もちろん、残りの11曲を学習する時にも有効に使える一冊です。

 

► よくある質問

 

Q:4曲全てを学習する必要がありますか?

A:はい、4曲全てを学習することを強く推奨します。それぞれが異なる学習要素を持ち、総合的にインヴェンションの基礎を身につけることができます。時間的制約がある場合は、第1番を最優先してください。

 

Q:他の曲から始めてはいけませんか?

A:絶対的な決まりはありませんが、学習効率の観点から入門4曲からの開始が最適です。他の楽曲は技術的・音楽的により高度な要素を含むため、挫折のリスクが高くなります。

 

Q:入門4曲の後はどの曲に進むべきですか?

A:第2番、第6番、第7番あたりが次のステップとして適切です。第5番、第9番、第12番あたりはインヴェンション全15曲の中では比較的高度な内容を含むので、後に取り組む作品とするといいでしょう。

 

► 次のステップへ

 

入門4曲をマスターしたら、残り11曲の中から興味のある曲を選んで学習を継続しましょう(上記「Q:入門4曲の後はどの曲に進むべきですか?」参照)。各曲にはそれぞれ固有の技術的・音楽的課題があり、段階的にレベルアップを図ることができます。
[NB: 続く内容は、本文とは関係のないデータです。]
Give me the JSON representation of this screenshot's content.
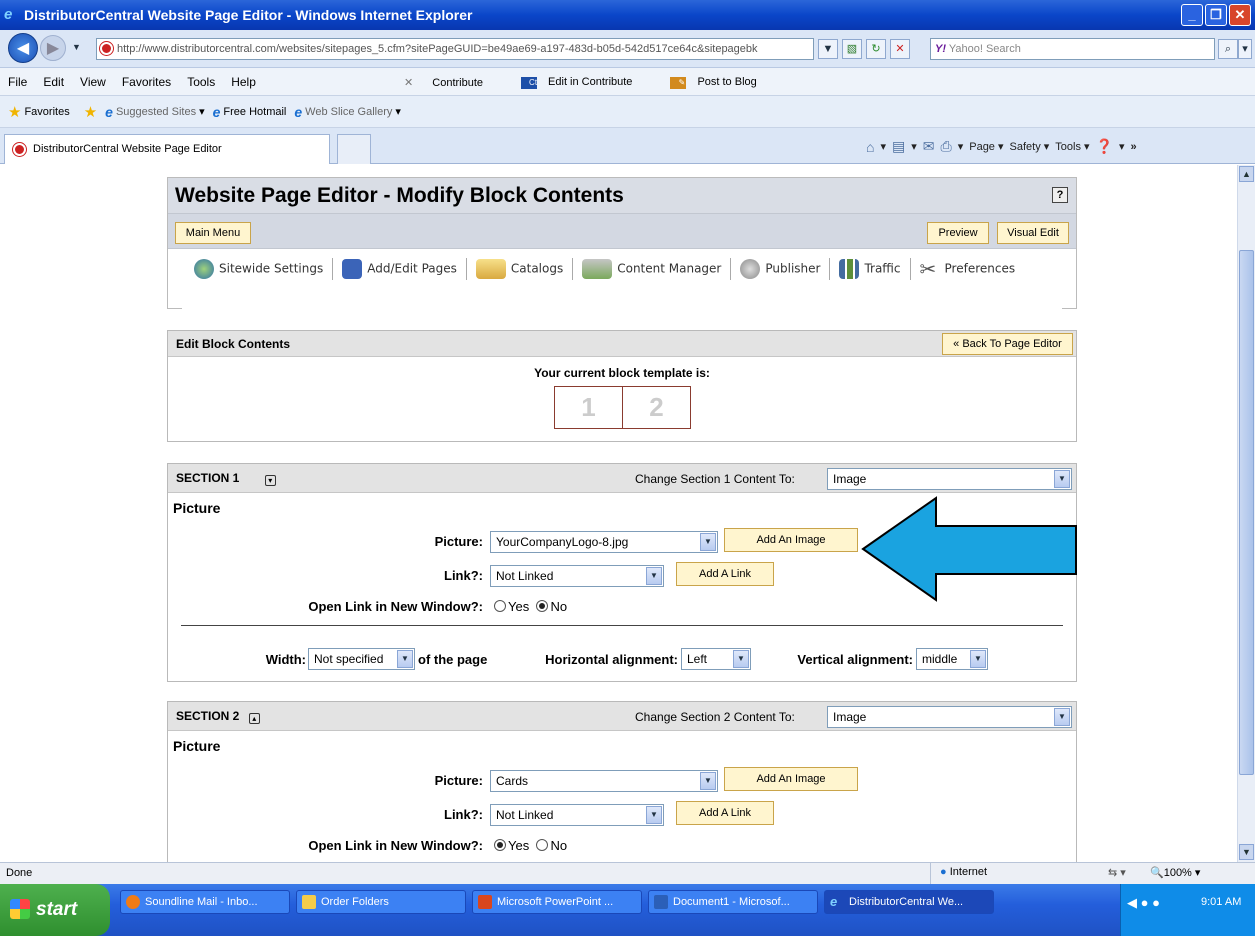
{
  "window": {
    "title": "DistributorCentral Website Page Editor - Windows Internet Explorer"
  },
  "address": {
    "url": "http://www.distributorcentral.com/websites/sitepages_5.cfm?sitePageGUID=be49ae69-a197-483d-b05d-542d517ce64c&sitepagebk",
    "search_placeholder": "Yahoo! Search"
  },
  "menu": {
    "items": [
      "File",
      "Edit",
      "View",
      "Favorites",
      "Tools",
      "Help"
    ],
    "contribute": "Contribute",
    "edit_contribute": "Edit in Contribute",
    "post_blog": "Post to Blog"
  },
  "favbar": {
    "favorites": "Favorites",
    "suggested": "Suggested Sites",
    "hotmail": "Free Hotmail",
    "webslice": "Web Slice Gallery"
  },
  "tab": {
    "label": "DistributorCentral Website Page Editor"
  },
  "commandbar": {
    "page": "Page",
    "safety": "Safety",
    "tools": "Tools"
  },
  "editor": {
    "title": "Website Page Editor - Modify Block Contents",
    "help": "?",
    "main_menu": "Main Menu",
    "preview": "Preview",
    "visual_edit": "Visual Edit",
    "toolbar": [
      "Sitewide Settings",
      "Add/Edit Pages",
      "Catalogs",
      "Content Manager",
      "Publisher",
      "Traffic",
      "Preferences"
    ]
  },
  "edit_block": {
    "heading": "Edit Block Contents",
    "back_button": "« Back To Page Editor",
    "template_label": "Your current block template is:",
    "template_cells": [
      "1",
      "2"
    ]
  },
  "section1": {
    "heading": "SECTION 1",
    "change_label": "Change Section 1 Content To:",
    "content_type": "Image",
    "subheading": "Picture",
    "picture_label": "Picture:",
    "picture_value": "YourCompanyLogo-8.jpg",
    "add_image": "Add An Image",
    "link_label": "Link?:",
    "link_value": "Not Linked",
    "add_link": "Add A Link",
    "newwin_label": "Open Link in New Window?:",
    "yes": "Yes",
    "no": "No",
    "width_label": "Width:",
    "width_value": "Not specified",
    "of_page": "of the page",
    "halign_label": "Horizontal alignment:",
    "halign_value": "Left",
    "valign_label": "Vertical alignment:",
    "valign_value": "middle"
  },
  "section2": {
    "heading": "SECTION 2",
    "change_label": "Change Section 2 Content To:",
    "content_type": "Image",
    "subheading": "Picture",
    "picture_label": "Picture:",
    "picture_value": "Cards",
    "add_image": "Add An Image",
    "link_label": "Link?:",
    "link_value": "Not Linked",
    "add_link": "Add A Link",
    "newwin_label": "Open Link in New Window?:",
    "yes": "Yes",
    "no": "No"
  },
  "status": {
    "text": "Done",
    "zone": "Internet",
    "zoom": "100%"
  },
  "taskbar": {
    "start": "start",
    "tasks": [
      "Soundline Mail - Inbo...",
      "Order Folders",
      "Microsoft PowerPoint ...",
      "Document1 - Microsof...",
      "DistributorCentral We..."
    ],
    "clock": "9:01 AM"
  },
  "colors": {
    "annotation_arrow": "#1aa3e0",
    "title_bar": "#0a46c9",
    "button_fill": "#fff5cf"
  }
}
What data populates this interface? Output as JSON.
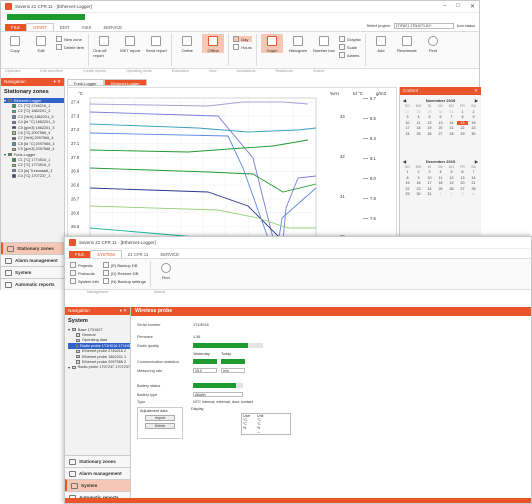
{
  "w1": {
    "title": "Saveris 21 CFR 11 - [Ethernet-Logger]",
    "tabs": [
      "FILE",
      "START",
      "EDIT",
      "AXIS",
      "SERVICE"
    ],
    "active_tab": "START",
    "project_label": "Select project:",
    "project_value": "1TIF8Z1 1T0H271-81*",
    "icon_status": "Icon status",
    "ribbon": {
      "copy": "Copy",
      "edit": "Edit",
      "new_zone": "New zone",
      "delete_item": "Delete item",
      "one_off_report": "One-off report",
      "mkt_report": "MKT report",
      "send_report": "Send report",
      "online": "Online",
      "offline": "Offline",
      "day": "Day",
      "hours": "Hours",
      "graph": "Graph",
      "histogram": "Histogram",
      "number_box": "Number box",
      "graphic": "Graphic",
      "scale": "Scale",
      "alarms": "Alarms",
      "add": "Add",
      "readmode": "Readmode",
      "find": "Find"
    },
    "groups": [
      "Clipboard",
      "Edit zone/item",
      "Create reports",
      "Operating mode",
      "Evaluation",
      "View",
      "Annotations",
      "Readmode",
      "Search"
    ],
    "nav": {
      "header": "Navigation",
      "title": "Stationary zones",
      "tree": [
        {
          "label": "Ethernet-Logger",
          "color": "#3064c8",
          "level": 0,
          "selected": true
        },
        {
          "label": "C1 [°C] 2746216_1",
          "color": "#1f9a2e",
          "level": 1
        },
        {
          "label": "C2 [°C] 1862201_3",
          "color": "#1fb89a",
          "level": 1
        },
        {
          "label": "C3 [%rH] 1862201_3",
          "color": "#5a8be0",
          "level": 1
        },
        {
          "label": "C4 [td °C] 1862201_3",
          "color": "#8a5ad0",
          "level": 1
        },
        {
          "label": "C5 [g/m3] 1862201_3",
          "color": "#2a3a90",
          "level": 1
        },
        {
          "label": "C6 [°C] 2097566_4",
          "color": "#9ad07a",
          "level": 1
        },
        {
          "label": "C7 [%rH] 2097566_4",
          "color": "#7a5090",
          "level": 1
        },
        {
          "label": "C8 [td °C] 2097566_4",
          "color": "#3aa0c0",
          "level": 1
        },
        {
          "label": "C9 [g/m3] 2097566_4",
          "color": "#c0b050",
          "level": 1
        },
        {
          "label": "Funk-Logger",
          "color": "#1f9a2e",
          "level": 0
        },
        {
          "label": "C1 [°C] 1774516_1",
          "color": "#1f9a2e",
          "level": 1
        },
        {
          "label": "C2 [°C] 1774516_2",
          "color": "#9ad07a",
          "level": 1
        },
        {
          "label": "C3 [m] Turbostadt_3",
          "color": "#5a8be0",
          "level": 1
        },
        {
          "label": "C4 [°C] 1707237_1",
          "color": "#2a3a90",
          "level": 1
        }
      ],
      "buttons": [
        "Stationary zones",
        "Alarm management",
        "System",
        "Automatic reports"
      ]
    },
    "doc_tabs": [
      "Funk-Logger",
      "Ethernet-Logger"
    ],
    "chart_units": {
      "left": "°C",
      "u1": "%rH",
      "u2": "td °C",
      "u3": "g/m3"
    },
    "left_ticks": [
      "27.4",
      "27.3",
      "27.2",
      "27.1",
      "27.0",
      "26.9",
      "26.8",
      "26.7",
      "26.6",
      "26.5",
      "26.4",
      "26.3",
      "26.2",
      "26.1"
    ],
    "rh_ticks": [
      "33",
      "32",
      "31",
      "30",
      "29"
    ],
    "td_ticks": [
      "8.7",
      "8.5",
      "8.3",
      "8.1",
      "8.0",
      "7.8",
      "7.6",
      "7.5",
      "7.3",
      "7.1"
    ],
    "calendar": {
      "header": "Control",
      "months": [
        {
          "name": "November 2019",
          "days": [
            "SO",
            "MO",
            "DI",
            "MI",
            "DO",
            "FR",
            "SA"
          ],
          "weeks": [
            [
              "27",
              "28",
              "29",
              "30",
              "31",
              "1",
              "2"
            ],
            [
              "3",
              "4",
              "5",
              "6",
              "7",
              "8",
              "9"
            ],
            [
              "10",
              "11",
              "12",
              "13",
              "14",
              "15",
              "16"
            ],
            [
              "17",
              "18",
              "19",
              "20",
              "21",
              "22",
              "23"
            ],
            [
              "24",
              "25",
              "26",
              "27",
              "28",
              "29",
              "30"
            ]
          ],
          "today": "15"
        },
        {
          "name": "December 2019",
          "days": [
            "SO",
            "MO",
            "DI",
            "MI",
            "DO",
            "FR",
            "SA"
          ],
          "weeks": [
            [
              "1",
              "2",
              "3",
              "4",
              "5",
              "6",
              "7"
            ],
            [
              "8",
              "9",
              "10",
              "11",
              "12",
              "13",
              "14"
            ],
            [
              "15",
              "16",
              "17",
              "18",
              "19",
              "20",
              "21"
            ],
            [
              "22",
              "23",
              "24",
              "25",
              "26",
              "27",
              "28"
            ],
            [
              "29",
              "30",
              "31",
              "1",
              "2",
              "3",
              "4"
            ]
          ]
        }
      ]
    }
  },
  "w2": {
    "title": "Saveris 21 CFR 11 - [Ethernet-Logger]",
    "tabs": [
      "FILE",
      "SYSTEM",
      "21 CFR 11",
      "SERVICE"
    ],
    "active_tab": "SYSTEM",
    "ribbon_col1": [
      "Projects",
      "Protocols",
      "System info"
    ],
    "ribbon_col2": [
      "(E) Backup DB",
      "(D) Restore DB",
      "(N) Backup settings"
    ],
    "find": "Find",
    "ribbon_groups": [
      "Management",
      "Search"
    ],
    "nav": {
      "header": "Navigation",
      "title": "System",
      "tree": [
        {
          "label": "Base 1T91627",
          "level": 0
        },
        {
          "label": "General",
          "level": 1
        },
        {
          "label": "Operating data",
          "level": 1
        },
        {
          "label": "Radio probe 1T1H016 1T1H018",
          "level": 1,
          "selected": true
        },
        {
          "label": "Ethernet probe 2746216 2",
          "level": 1
        },
        {
          "label": "Ethernet probe 1862201 1",
          "level": 1
        },
        {
          "label": "Ethernet probe 2097566 2",
          "level": 1
        },
        {
          "label": "Radio probe 1707237 1707237",
          "level": 0
        }
      ],
      "buttons": [
        "Stationary zones",
        "Alarm management",
        "System",
        "Automatic reports"
      ],
      "active_button": "System"
    },
    "probe": {
      "header": "Wireless probe",
      "serial_label": "Serial number",
      "serial": "1T1H018",
      "firmware_label": "Firmware",
      "firmware": "1.36",
      "radio_quality_label": "Radio quality",
      "radio_quality": 0.78,
      "comm_label": "Communication statistics",
      "comm_cols": [
        "Yesterday",
        "Today"
      ],
      "comm_values": [
        1.0,
        1.0
      ],
      "rate_label": "Measuring rate",
      "rate_value": "15.0",
      "rate_unit": "min",
      "battery_status_label": "Battery status",
      "battery_status": 0.85,
      "battery_type_label": "Battery type",
      "battery_type": "Alkalin",
      "type_label": "Type",
      "type": "NTC internal, external, door contact",
      "adjust_label": "Adjustment data",
      "import_btn": "Import",
      "delete_btn": "Delete",
      "display_label": "Display",
      "display_table": {
        "headers": [
          "User",
          "Unit"
        ],
        "rows": [
          [
            "°C",
            "°C"
          ],
          [
            "°C",
            "°C"
          ],
          [
            "%",
            "%"
          ],
          [
            "",
            "---"
          ]
        ]
      }
    }
  }
}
また、インヴェンション全体の学習が進んだら、次は「3声のシンフォニア」へと発展させることで、J.S.バッハの音楽世界をより深く探求できるでしょう。

 

2声の残り11曲の詳しい練習ポイントについては、以下の記事を参考にしてください。

【ピアノ】J.S.バッハ インヴェンション全15曲 練習参考記事一覧と学習ガイド

 

► 終わりに

 

J.S.バッハのインヴェンション入門4曲は、バロック音楽への本格的な扉を開く重要な楽曲となります。これらの曲を通じて得られる技術と音楽的理解は、今後のピアノ学習において必ず大きな財産となるでしょう。